Lines built upon and rebuilt, until its ally sent the lightning down… confounding the Lines that Men had built, breaking a small gap wider. Ilefínian was the second step.
And he had redrawn that Line… there! Tristen said to himself, and with a thought carried himself to the ward he had traced on the stones of the Quinaltine shrine.
Here he engaged his enemy, and here he brought the new Line up in brilliant light, in a place of chanting and incense, and sudden consternation.
“Gods!” Efanor cried, armed and armored, amid guards and priests as he faced the intrusion on his long watch. “Amefel!”
“Stand fast!” Tristen said, for the gray space broke forward, rushed at the Line: and when it could not cross that barrier on the new stones, spilled upward like smoke, spiraling up to the rafters. The Wind tugged at the heraldic banners between the columns, rising up and up toward the gap that had once been there, a mended gap that suddenly and with a rending of timbers opened to the sky.
“Amefel!” Efanor cried as timbers crashed like thunder among the benches, splintering wood, resounding on stone. “What’s happened?
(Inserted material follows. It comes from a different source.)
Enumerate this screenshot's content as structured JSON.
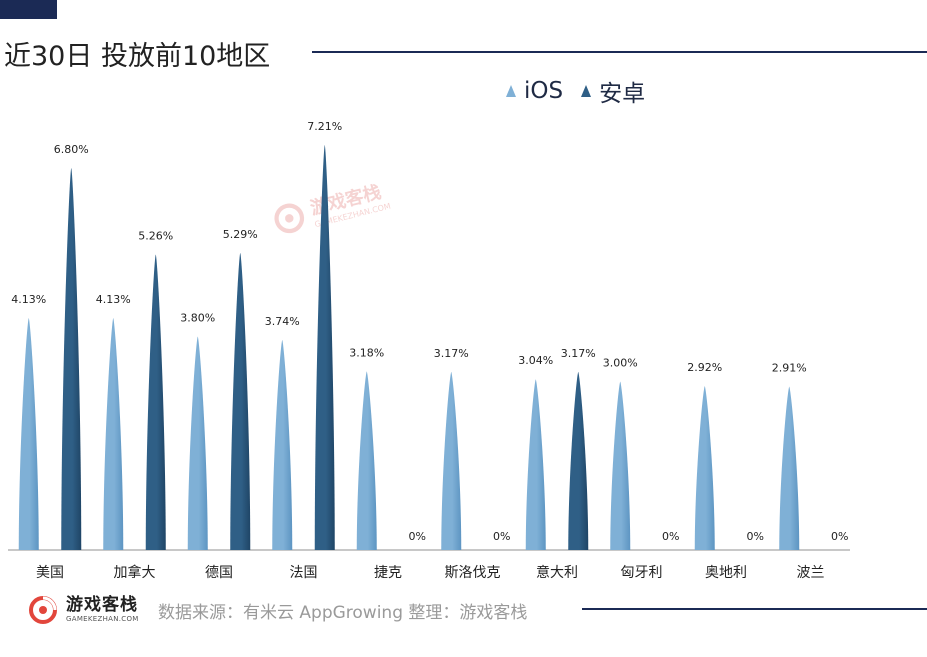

Are we lost?”
“Not yet!” Tristen wheeled the sword about, struck a clanging blow to the Line on the stones, and called the Shadows up and up, until blue fire leapt from the blade to the rafters. Shadows rushed into that breach in the roof, a rift in the wards that had let the gray space rip wide, a Line straight to Ilefínian’s unprotected heart.
Owl made a swift passage behind the columns about the shrine, routing a last few Shadows, and rose up, up on the draft.
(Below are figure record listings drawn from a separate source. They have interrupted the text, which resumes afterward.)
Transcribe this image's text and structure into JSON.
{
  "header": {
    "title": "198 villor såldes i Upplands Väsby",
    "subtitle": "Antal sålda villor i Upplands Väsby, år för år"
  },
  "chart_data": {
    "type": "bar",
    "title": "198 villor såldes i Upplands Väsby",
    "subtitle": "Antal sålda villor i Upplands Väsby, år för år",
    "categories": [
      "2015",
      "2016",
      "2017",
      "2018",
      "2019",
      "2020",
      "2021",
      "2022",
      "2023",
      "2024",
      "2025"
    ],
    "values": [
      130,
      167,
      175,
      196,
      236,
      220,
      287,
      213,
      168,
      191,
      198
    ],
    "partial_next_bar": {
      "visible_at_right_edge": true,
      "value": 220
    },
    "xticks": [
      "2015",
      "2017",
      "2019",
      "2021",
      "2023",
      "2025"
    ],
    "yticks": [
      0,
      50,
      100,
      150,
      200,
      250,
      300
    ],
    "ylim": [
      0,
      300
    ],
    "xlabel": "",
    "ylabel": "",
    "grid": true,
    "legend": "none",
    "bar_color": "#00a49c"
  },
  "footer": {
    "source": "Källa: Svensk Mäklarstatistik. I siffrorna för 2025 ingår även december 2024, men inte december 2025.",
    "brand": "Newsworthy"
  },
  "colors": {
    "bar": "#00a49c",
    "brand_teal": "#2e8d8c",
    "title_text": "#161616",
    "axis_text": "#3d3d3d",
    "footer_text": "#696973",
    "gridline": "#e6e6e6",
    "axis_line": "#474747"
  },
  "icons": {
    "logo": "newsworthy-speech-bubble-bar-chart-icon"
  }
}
“Stand fast!” Tristen asked of Efanor, and hurled himself through the gray space, seeking to breach the wards the enemy had made.
But the mews began to remake itself about him, glowing with blue light, row on row of perches, Shadows that raised ominous wings and battered the air, defying him, defying the Lines that now existed, ready to rend and destroy.
But Emuin, besieged in his tower, wind-battered, waved a bony arm and wished him on his way north, as Men measured the heavens.